I recently made a non-negotiable call for my engineering team: Using AI is no longer optional. I’m pushing my developers to integrate AI bots into their workflows for writing, refactoring, and testing code every single day. In the current landscape, the tech world is moving at a velocity that makes “manual-only” coding feel like trying to win a Formula 1 race on a bicycle. If we don’t leverage these tools, we aren’t just slowing down; we are becoming obsolete.
But if I’m being completely honest, this mandate makes me incredibly uneasy. As a Head of Engineering, I’m balancing the need for speed with the terrifying possibility of “automated mediocrity.” Here is why I’m mandating AI, the traps I’m watching out for, and the rules I’ve set to ensure we don’t lose our souls to the LLMs.
Falling into “The Dead Loop”
The biggest productivity killer I see isn’t a lack of tools; it’s the Dead Loop. We’ve all experienced that hypnotic trance where you believe the AI is just one prompt away from the perfect solution.
It usually goes like this:
- The AI generates a block of code (let’s say, a complex Java Spring Boot controller) that looks correct but fails on execution.
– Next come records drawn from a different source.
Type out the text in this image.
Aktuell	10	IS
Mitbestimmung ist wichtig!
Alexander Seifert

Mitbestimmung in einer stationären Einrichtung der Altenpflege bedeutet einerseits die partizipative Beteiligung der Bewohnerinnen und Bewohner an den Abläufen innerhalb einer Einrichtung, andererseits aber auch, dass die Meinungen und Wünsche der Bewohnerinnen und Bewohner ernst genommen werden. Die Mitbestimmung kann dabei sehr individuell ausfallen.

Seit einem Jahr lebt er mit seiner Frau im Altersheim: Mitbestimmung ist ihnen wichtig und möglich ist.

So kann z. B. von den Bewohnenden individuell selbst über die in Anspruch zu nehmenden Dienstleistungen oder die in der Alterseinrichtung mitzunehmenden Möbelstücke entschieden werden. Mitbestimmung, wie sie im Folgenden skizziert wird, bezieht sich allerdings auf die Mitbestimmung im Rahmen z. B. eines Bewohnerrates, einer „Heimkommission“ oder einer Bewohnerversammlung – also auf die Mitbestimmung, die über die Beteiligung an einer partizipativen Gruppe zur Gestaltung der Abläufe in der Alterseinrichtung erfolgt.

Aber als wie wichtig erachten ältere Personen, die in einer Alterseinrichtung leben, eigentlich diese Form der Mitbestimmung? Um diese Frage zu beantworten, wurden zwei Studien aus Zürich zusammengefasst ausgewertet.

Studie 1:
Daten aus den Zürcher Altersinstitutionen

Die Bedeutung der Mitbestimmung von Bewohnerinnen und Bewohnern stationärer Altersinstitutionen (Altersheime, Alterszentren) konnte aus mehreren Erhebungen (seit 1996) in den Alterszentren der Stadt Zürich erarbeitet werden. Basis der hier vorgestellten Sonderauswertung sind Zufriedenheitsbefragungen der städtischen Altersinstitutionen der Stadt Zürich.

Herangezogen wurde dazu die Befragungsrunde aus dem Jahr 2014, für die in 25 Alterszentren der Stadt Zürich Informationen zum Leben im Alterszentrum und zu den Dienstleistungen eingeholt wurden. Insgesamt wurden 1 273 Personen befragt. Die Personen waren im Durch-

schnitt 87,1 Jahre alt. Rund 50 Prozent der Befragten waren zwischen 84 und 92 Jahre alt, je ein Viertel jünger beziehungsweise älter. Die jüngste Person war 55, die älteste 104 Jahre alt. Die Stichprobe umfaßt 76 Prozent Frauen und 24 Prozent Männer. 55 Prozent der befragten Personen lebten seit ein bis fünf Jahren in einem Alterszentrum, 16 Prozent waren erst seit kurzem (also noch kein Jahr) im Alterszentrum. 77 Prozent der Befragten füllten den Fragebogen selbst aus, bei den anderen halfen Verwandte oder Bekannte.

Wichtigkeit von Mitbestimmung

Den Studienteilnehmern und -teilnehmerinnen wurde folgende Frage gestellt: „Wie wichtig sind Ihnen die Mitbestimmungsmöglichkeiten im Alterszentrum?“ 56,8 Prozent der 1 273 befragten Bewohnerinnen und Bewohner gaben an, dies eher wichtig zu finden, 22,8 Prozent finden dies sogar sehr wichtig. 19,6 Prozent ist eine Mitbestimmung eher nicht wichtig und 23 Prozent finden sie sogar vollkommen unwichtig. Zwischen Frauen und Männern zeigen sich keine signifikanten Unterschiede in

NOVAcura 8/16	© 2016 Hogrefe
- You feed the error back to the AI.
- The AI “apologizes” for the oversight and gives you the exact same broken logic, perhaps swapping a variable name or two.
- You repeat this until two hours have vanished.
In those two hours, a seasoned engineer could have written the logic from scratch, unit-tested it, and grabbed a coffee. The “Dead Loop” is dangerous because it feels like work, but it’s actually just expensive wheel-spinning. We cannot let the convenience of a “generate” button override our fundamental problem-solving instincts.
Losing the “Big Picture”
AI is a master of the micro, but a novice of the macro. It can write a flawless regex or a concise helper function in seconds. However, it has zero concept of how that function impacts the long-term scalability of our entire application architecture.
When developers lean too hard on copy-pasted AI snippets, the codebase starts to look like a “Frankenstein” project—a collection of parts that work individually but don’t quite belong together. We risk creating Leaky Abstractions and massive amounts of Technical Debt that won’t reveal itself today, but will make our lives a nightmare a year from now when we try to refactor.
As a leader, my fear is that we stop building cohesive systems and start just “managing” a series of disconnected scripts.
My 3 Simple Rules
To keep our engineering edge sharp, I’ve established three “ground rules” that every developer on my team must follow:
1. Treat it Like a High-Speed Intern
Think of the AI as a very fast, very eager junior intern. An intern can save you hours of grunt work, but you would never commit their code to production without a line-by-line review. You are the senior architect; the AI is the helper. If you can’t explain what the AI wrote, you aren’t allowed to merge it.
2. Let it Type, Don’t Let it Think
Use AI for the “mechanical” parts of coding—repetitive boilerplate, converting data formats, or writing basic UI components in Vue or Tailwind. But the architectural decisions—the “why” behind the database schema or the security protocols—must come from a human brain. We use the bots for the labor, not the logic.
3. The 10-Minute Rule
If you have spent more than 10 minutes arguing with a bot or trying to “prompt engineer” a fix for a specific bug, turn it off. This is the circuit breaker for the Dead Loop. Sometimes, the “old school” way of opening documentation and typing it out yourself is still the fastest, most reliable path to a solution.
The Bottom Line
We are entering an era where the definition of a “Senior Engineer” is changing. It’s no longer just about how well you know a syntax; it’s about how well you can direct a suite of tools to produce a secure, scalable result.
I want my team to have the best tools in the world. I want us to be the fastest software house in the market. But I refuse to let us lose our “engineering gut.” Use the bots, stay in control, and never let the AI do the heavy thinking for you. The moment we stop questioning the output is the moment we stop being engineers and start being data entry clerks for the LLMs.